Challenges we ran into The EXIF pipeline was a bloodbath. iPhones embed timezone info. Most Androids don't. Because of this, a 7am Kansas selfie was getting interpreted as 7am UTC and rejected for being hours outside the window. Then the GPS parser was returning unsigned magnitudes, which silently flipped Kansas (-95° longitude) onto +95° (somewhere in western China) and failed every geofence check. We added hemisphere-aware parsing and a client-side ISO timestamp fallback. Wiring three independent systems (Mongo writes, XRPL transactions, and the React UI) into a single coherent state machine produced its own ladder of fun race conditions.
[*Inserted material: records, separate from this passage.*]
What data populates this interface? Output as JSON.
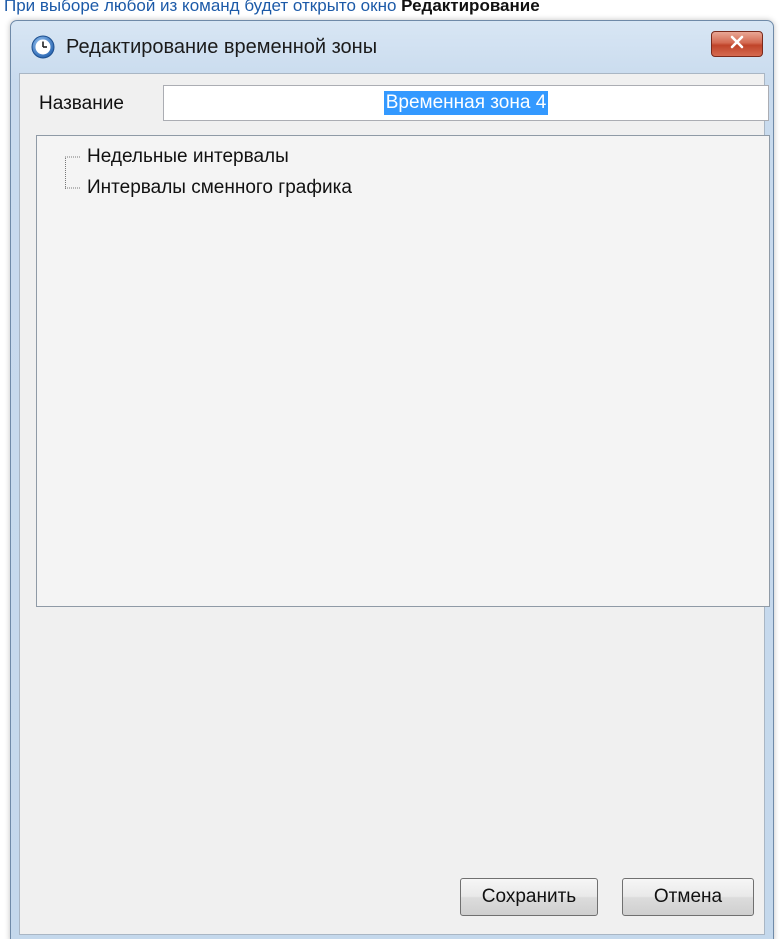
{
  "caption": {
    "text": "При выборе любой из команд будет открыто окно",
    "bold": "Редактирование"
  },
  "window": {
    "title": "Редактирование временной зоны",
    "app_icon": "clock-icon",
    "close_icon": "close-icon"
  },
  "form": {
    "name_label": "Название",
    "name_value": "Временная зона 4"
  },
  "tree": {
    "items": [
      {
        "label": "Недельные интервалы"
      },
      {
        "label": "Интервалы сменного графика"
      }
    ]
  },
  "buttons": {
    "save": "Сохранить",
    "cancel": "Отмена"
  },
  "colors": {
    "selection": "#3399ff",
    "close_button": "#c0442a",
    "caption_link": "#1c5aa8"
  }
}
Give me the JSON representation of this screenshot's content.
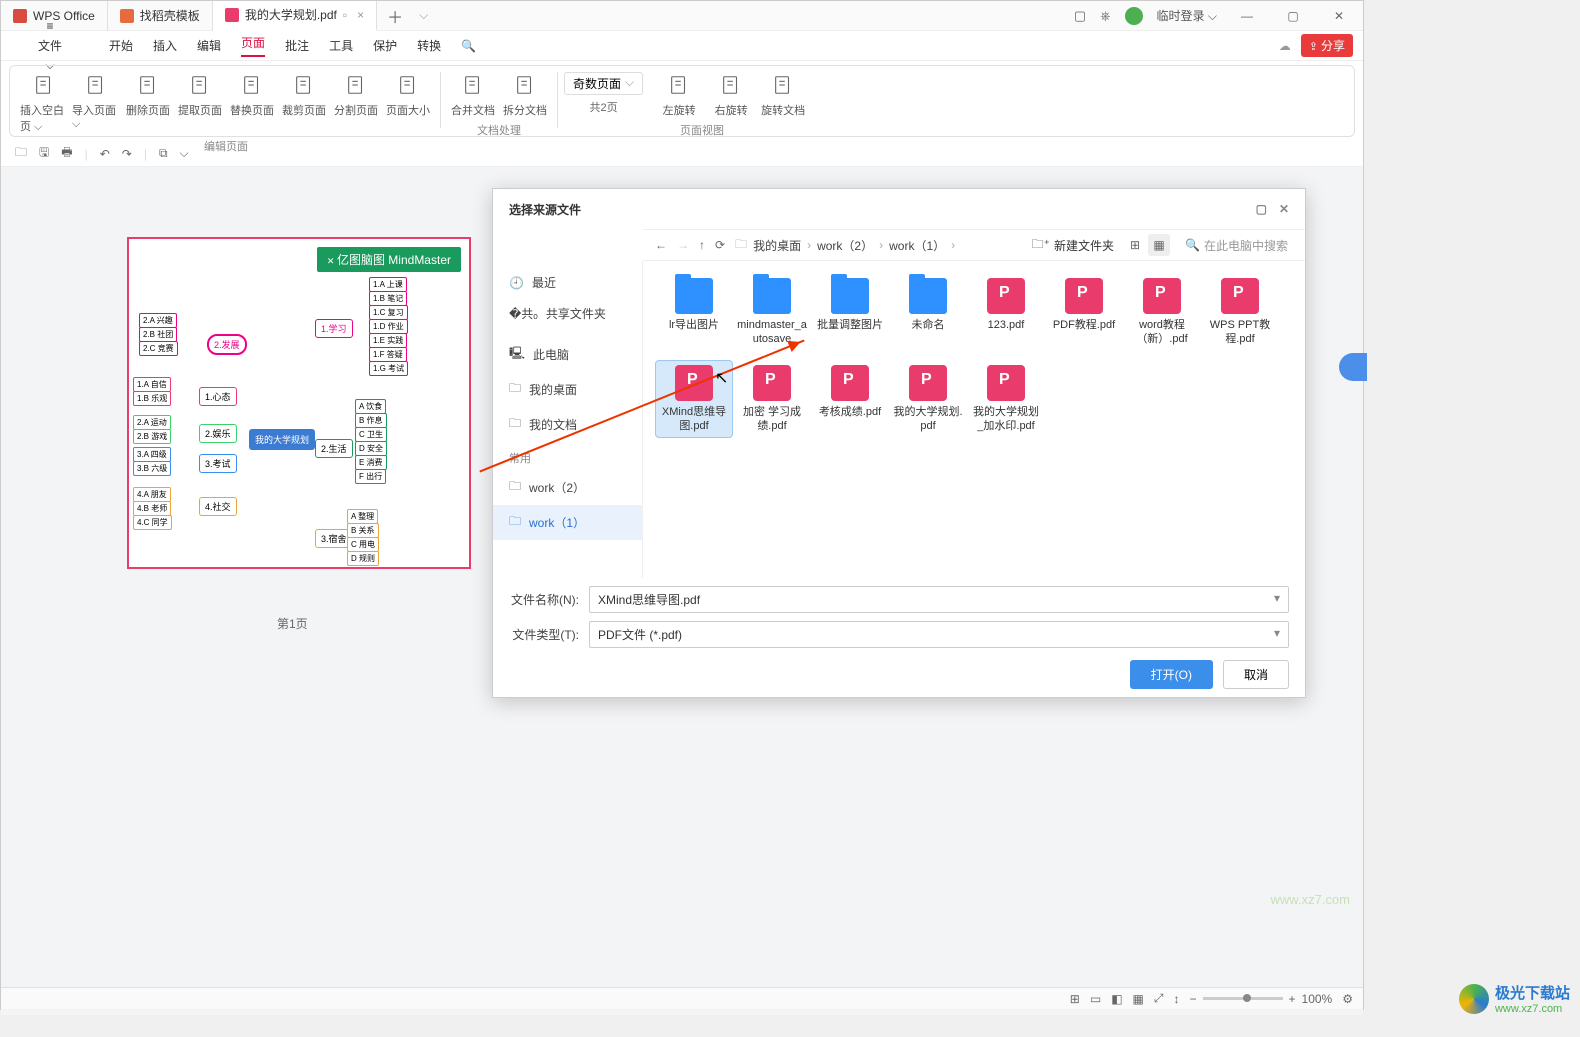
{
  "titlebar": {
    "tabs": [
      {
        "label": "WPS Office"
      },
      {
        "label": "找稻壳模板"
      },
      {
        "label": "我的大学规划.pdf"
      }
    ],
    "login": "临时登录"
  },
  "menu": {
    "file": "文件",
    "items": [
      "开始",
      "插入",
      "编辑",
      "页面",
      "批注",
      "工具",
      "保护",
      "转换"
    ],
    "active": "页面",
    "share": "分享"
  },
  "ribbon": {
    "g1": {
      "btns": [
        "插入空白页",
        "导入页面",
        "删除页面",
        "提取页面",
        "替换页面",
        "裁剪页面",
        "分割页面",
        "页面大小"
      ],
      "label": "编辑页面"
    },
    "g2": {
      "btns": [
        "合并文档",
        "拆分文档"
      ],
      "label": "文档处理"
    },
    "g3": {
      "odd": "奇数页面",
      "pages": "共2页",
      "btns": [
        "左旋转",
        "右旋转",
        "旋转文档"
      ],
      "label": "页面视图"
    }
  },
  "page": {
    "badge": "亿图脑图\nMindMaster",
    "center": "我的大学规划",
    "pn": "第1页"
  },
  "dialog": {
    "title": "选择来源文件",
    "side": {
      "recent": "最近",
      "share": "共享文件夹",
      "pc": "此电脑",
      "desktop": "我的桌面",
      "docs": "我的文档",
      "freq": "常用",
      "w2": "work（2）",
      "w1": "work（1）"
    },
    "bc": [
      "我的桌面",
      "work（2）",
      "work（1）"
    ],
    "newfolder": "新建文件夹",
    "search_ph": "在此电脑中搜索",
    "files": [
      {
        "name": "lr导出图片",
        "type": "folder"
      },
      {
        "name": "mindmaster_autosave",
        "type": "folder"
      },
      {
        "name": "批量调整图片",
        "type": "folder"
      },
      {
        "name": "未命名",
        "type": "folder"
      },
      {
        "name": "123.pdf",
        "type": "pdf"
      },
      {
        "name": "PDF教程.pdf",
        "type": "pdf"
      },
      {
        "name": "word教程（新）.pdf",
        "type": "pdf"
      },
      {
        "name": "WPS PPT教程.pdf",
        "type": "pdf"
      },
      {
        "name": "XMind思维导图.pdf",
        "type": "pdf",
        "sel": true
      },
      {
        "name": "加密 学习成绩.pdf",
        "type": "pdf"
      },
      {
        "name": "考核成绩.pdf",
        "type": "pdf"
      },
      {
        "name": "我的大学规划.pdf",
        "type": "pdf"
      },
      {
        "name": "我的大学规划_加水印.pdf",
        "type": "pdf"
      }
    ],
    "fname_lbl": "文件名称(N):",
    "fname_val": "XMind思维导图.pdf",
    "ftype_lbl": "文件类型(T):",
    "ftype_val": "PDF文件 (*.pdf)",
    "open": "打开(O)",
    "cancel": "取消"
  },
  "status": {
    "zoom": "100%"
  },
  "wm1": "www.xz7.com",
  "wm2": {
    "t1": "极光下载站",
    "t2": "www.xz7.com"
  }
}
Accomplishments that we're proud of
Every bet card on your dashboard has a live link to the XRPL testnet explorer for both the EscrowCreate and the eventual payout, meaning you can prove the money actually moved. We finished the core loop early enough to add real polish. We shipped a dedicated docs page explaining the system inside the app itself, a dev mode for force-resolving bets during demos, lazy on-chain expiry so the system needs no background workers, and multi-week recurring contracts on the final day. The whole thing runs on free tiers.
What we learned
A lot about how XRPL escrows actually work under the hood. FinishAfter and CancelAfter are the difference between a refundable bet and a stuck one, and getting them wrong means the user's stake is unrecoverable until a date you set hours ago. Also: never trust EXIF metadata to be consistent across phone manufacturers, and never trust a verification stack you haven't tested on a friend's Android.
What's next for BetOnMe Friend-vs-friend wagers with shared escrows, leaderboards for streaks and follow-through rates and partial-credit recurring contracts (hit 3 of 5 days and get most of your stake back). Finding a way to allow more flexibility is also important, but it can't be implemented in a way to diminish the core concept.